Beneficiários do Bolsa Família e do Benefício de Prestação Continuada (BPC) passaram a seguir novas regras para atualização do Cadastro Único (CadÚnico) em 2026. As mudanças, implementadas pelo Ministério do Desenvolvimento e Assistência Social (MDS), determinam que alguns grupos deverão passar por entrevista domiciliar.
Ela é obrigatória para manter ou regularizar seus dados, etapa que pode impactar diretamente a concessão e a continuidade dos benefícios sociais. A exigência se concentra principalmente nas famílias unipessoais — compostas por apenas um integrante.
Existe também o caso de pessoas que apresentem divergências ou inconsistências cadastrais identificadas pelos sistemas do governo, independentemente de já receberem ou não algum programa social.
As novas diretrizes foram estabelecidas pela Instrução Normativa SAGICAD nº 21, publicada em 4 de maio de 2026. O documento define os critérios para a realização das entrevistas domiciliares pelos municípios e orienta a atuação das equipes responsáveis pelas visitas.
A medida faz parte de uma estratégia de reforço na verificação dos cadastros, especialmente daqueles formados por apenas uma pessoa, grupo que passou a receber monitoramento mais rigoroso nos últimos anos.

Como será esse procedimento relacionado a visita?
Segundo as orientações do governo federal, a visita tem como objetivo confirmar informações registradas no Cadastro Único, como endereço, composição familiar e situação socioeconômica declarada pelo cidadão.

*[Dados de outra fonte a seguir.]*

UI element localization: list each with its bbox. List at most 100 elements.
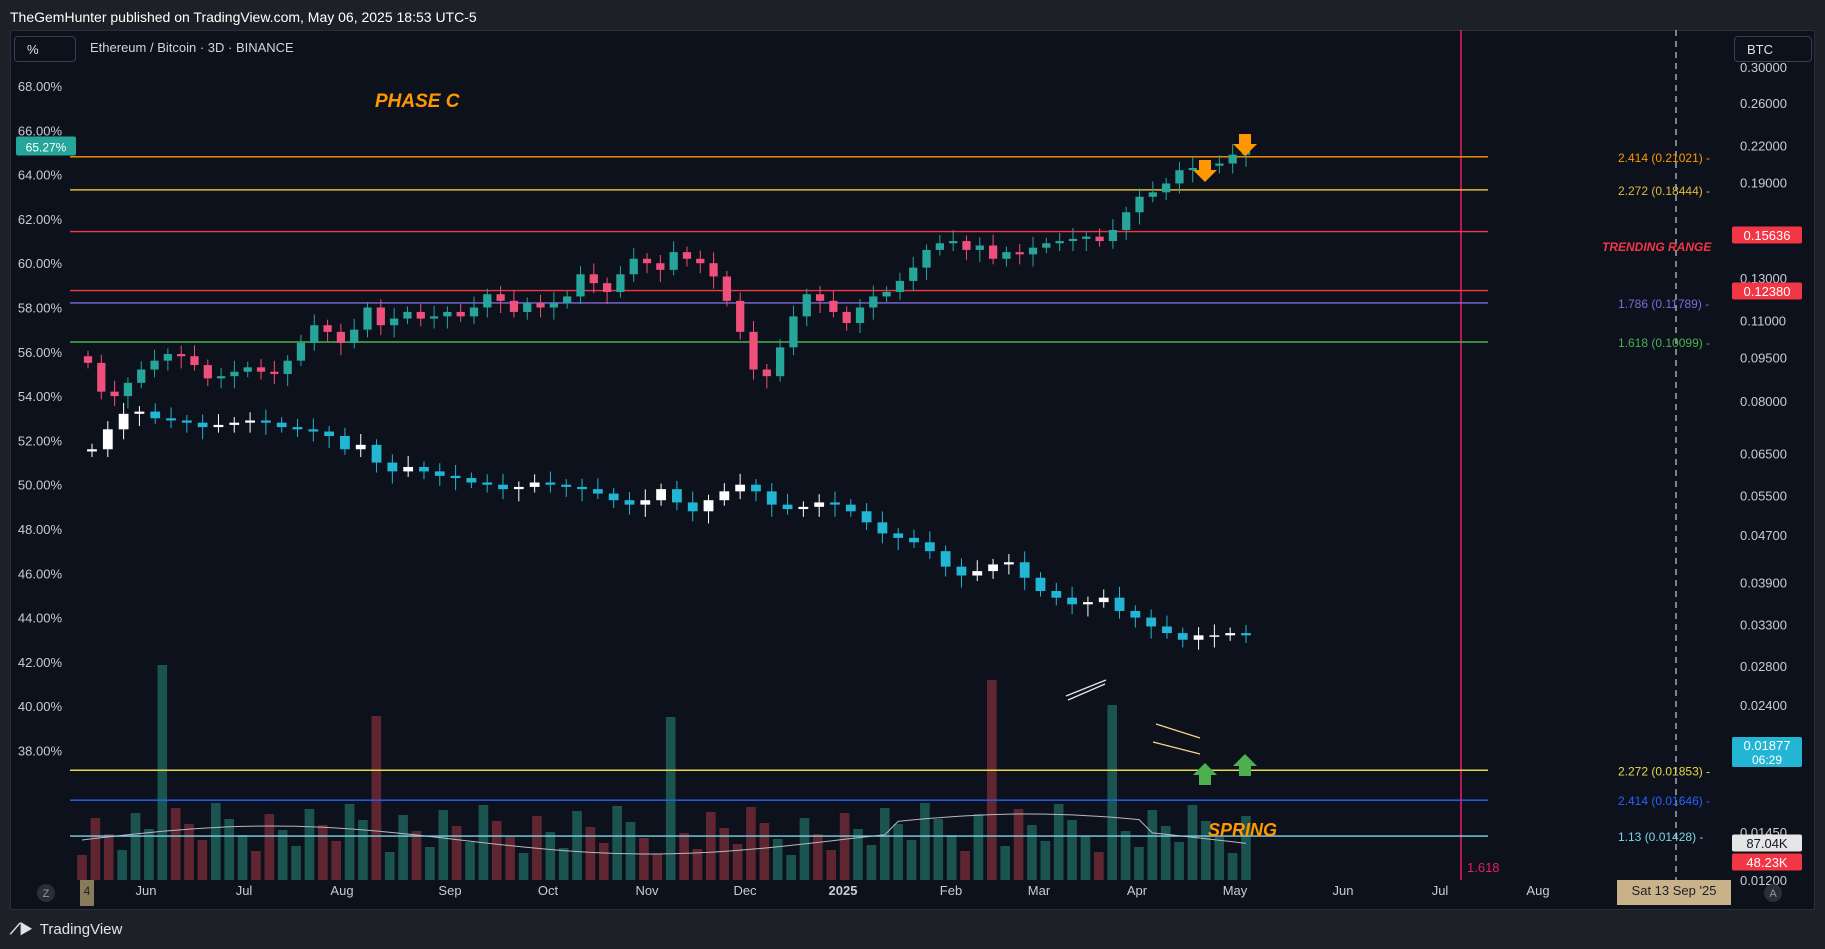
candle-body xyxy=(276,422,287,428)
candle-body xyxy=(988,245,998,259)
candle-body xyxy=(909,537,919,543)
left-axis-tick: 42.00% xyxy=(18,655,63,670)
left-axis-tick: 62.00% xyxy=(18,212,63,227)
candle-body xyxy=(97,362,106,392)
candle-body xyxy=(1188,167,1197,171)
volume-bar xyxy=(251,851,261,880)
zoom-reset-label: Z xyxy=(43,888,50,900)
right-axis-tick: 0.03300 xyxy=(1740,617,1787,632)
candle-body xyxy=(782,504,793,510)
candle-body xyxy=(363,307,372,330)
candle-body xyxy=(940,551,951,567)
volume-bar xyxy=(786,855,796,880)
volume-bar xyxy=(144,829,154,880)
left-axis-tick: 58.00% xyxy=(18,301,63,316)
candle-body xyxy=(709,263,718,277)
volume-bar xyxy=(665,717,676,880)
candle-body xyxy=(513,486,524,490)
volume-bar xyxy=(1094,852,1104,880)
candle-body xyxy=(561,484,572,487)
percent-scale-button[interactable]: % xyxy=(14,36,76,62)
x-axis-start-label: 4 xyxy=(84,884,91,898)
volume-bar xyxy=(1120,831,1131,880)
candle-body xyxy=(83,356,93,363)
left-axis-tick: 52.00% xyxy=(18,433,63,448)
chart-pane[interactable] xyxy=(10,30,1815,910)
candle-body xyxy=(845,504,856,512)
candle-body xyxy=(371,444,382,463)
candle-body xyxy=(802,294,811,317)
volume-bar xyxy=(639,838,649,880)
volume-bar xyxy=(719,828,730,880)
volume-bar xyxy=(706,812,716,880)
candle-body xyxy=(766,491,777,505)
vertical-line-label: 1.618 xyxy=(1467,860,1500,875)
candle-body xyxy=(608,493,619,501)
candle-body xyxy=(443,311,452,317)
volume-bar xyxy=(210,803,221,880)
candle-body xyxy=(403,466,414,472)
right-axis-tick: 0.03900 xyxy=(1740,575,1787,590)
candle-body xyxy=(642,258,652,264)
x-axis-tick: Jun xyxy=(136,883,157,898)
current-pct-label: 65.27% xyxy=(26,140,67,154)
candle-body xyxy=(1241,633,1251,636)
candle-body xyxy=(830,502,840,505)
currency-button[interactable]: BTC xyxy=(1734,36,1812,62)
price-badge-label: 87.04K xyxy=(1746,836,1788,851)
candle-body xyxy=(1015,252,1024,255)
left-axis-tick: 38.00% xyxy=(18,744,63,759)
volume-bar xyxy=(946,835,957,880)
price-badge xyxy=(1732,226,1802,244)
left-axis-tick: 64.00% xyxy=(18,168,63,183)
price-badge xyxy=(1732,834,1802,852)
volume-bar xyxy=(866,845,877,880)
candle-body xyxy=(1019,562,1030,578)
candle-body xyxy=(877,522,888,534)
fib-level-label: 2.272 (0.18444) - xyxy=(1618,184,1710,198)
candle-body xyxy=(292,427,303,430)
candle-body xyxy=(1175,170,1184,184)
volume-bar xyxy=(291,846,301,880)
volume-bar xyxy=(879,808,890,880)
candle-body xyxy=(1051,591,1062,598)
candle-body xyxy=(1114,597,1125,611)
annotations: 1.618 PHASE C TRENDING RANGE SPRING xyxy=(375,91,1712,875)
candle-body xyxy=(376,307,385,326)
candle-body xyxy=(216,376,226,379)
right-axis-tick: 0.06500 xyxy=(1740,446,1787,461)
candle-body xyxy=(861,511,872,523)
candle-body xyxy=(576,274,585,297)
volume-bar xyxy=(826,850,837,880)
tradingview-brand[interactable]: ⟋▶ TradingView xyxy=(10,921,122,938)
x-axis-tick: Oct xyxy=(538,883,559,898)
right-axis-tick: 0.22000 xyxy=(1740,138,1787,153)
volume-bar xyxy=(77,855,87,880)
x-axis-tick: Mar xyxy=(1028,883,1051,898)
candle-body xyxy=(629,258,638,275)
candle-body xyxy=(789,316,798,348)
candle-body xyxy=(1177,633,1188,640)
candle-body xyxy=(687,502,698,512)
buy-arrow-icon xyxy=(1193,763,1217,785)
candle-body xyxy=(616,274,625,292)
volume-bar xyxy=(920,803,930,880)
candle-body xyxy=(749,331,758,370)
axes: 68.00% 66.00% 64.00% 62.00% 60.00% 58.00% 56.0… xyxy=(16,60,1802,906)
candle-body xyxy=(336,331,346,343)
price-badge xyxy=(1732,853,1802,871)
left-axis-tick: 56.00% xyxy=(18,345,63,360)
candle-body xyxy=(429,316,439,319)
candle-body xyxy=(296,342,306,361)
volume-bar xyxy=(933,819,944,880)
candle-body xyxy=(1135,196,1144,213)
volume-bar xyxy=(331,841,342,880)
candle-body xyxy=(118,413,129,430)
candle-body xyxy=(736,300,745,332)
candle-body xyxy=(549,303,558,308)
candle-body xyxy=(1028,247,1038,255)
volume-bar xyxy=(1067,820,1077,880)
candle-body xyxy=(390,318,399,326)
volume-bar xyxy=(411,831,422,880)
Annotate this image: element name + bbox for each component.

A entrevista não possui caráter de fiscalização patrimonial. A norma determina que o atendimento ocorra, preferencialmente, em áreas externas da residência, como quintais, varandas ou entradas dos imóveis.
O acesso ao interior da casa só poderá ocorrer com autorização expressa do morador. A medida busca preservar o direito à inviolabilidade do domicílio e evitar interpretações equivocadas sobre a finalidade da visita.
Benefício pode ser bloqueado?
Uma das dúvidas mais frequentes entre os beneficiários está relacionada à possibilidade de suspensão dos pagamentos. Pelas regras em vigor, quando a entrevista domiciliar for exigida, a atualização cadastral somente será considerada concluída após a realização dessa etapa.
Caso o procedimento não seja finalizado dentro dos prazos estabelecidos, podem ocorrer bloqueios temporários, suspensão do benefício ou necessidade de nova regularização junto ao sistema.
Por esse motivo, especialistas orientam os cidadãos a guardar comprovantes de atendimento realizados no CRAS, registrar números de protocolo e solicitar documentos que comprovem as orientações recebidas sempre que houver necessidade de aguardar uma visita domiciliar.
As novas regras não alteram a obrigação já existente de atualização do Cadastro Único a cada dois anos ou sempre que houver mudanças na renda familiar, endereço ou composição da família.
A principal novidade para quem mora sozinho é que a atualização dos dados somente será validada após a realização da entrevista domiciliar obrigatória, quando essa etapa for determinada pelas novas normas do governo federal.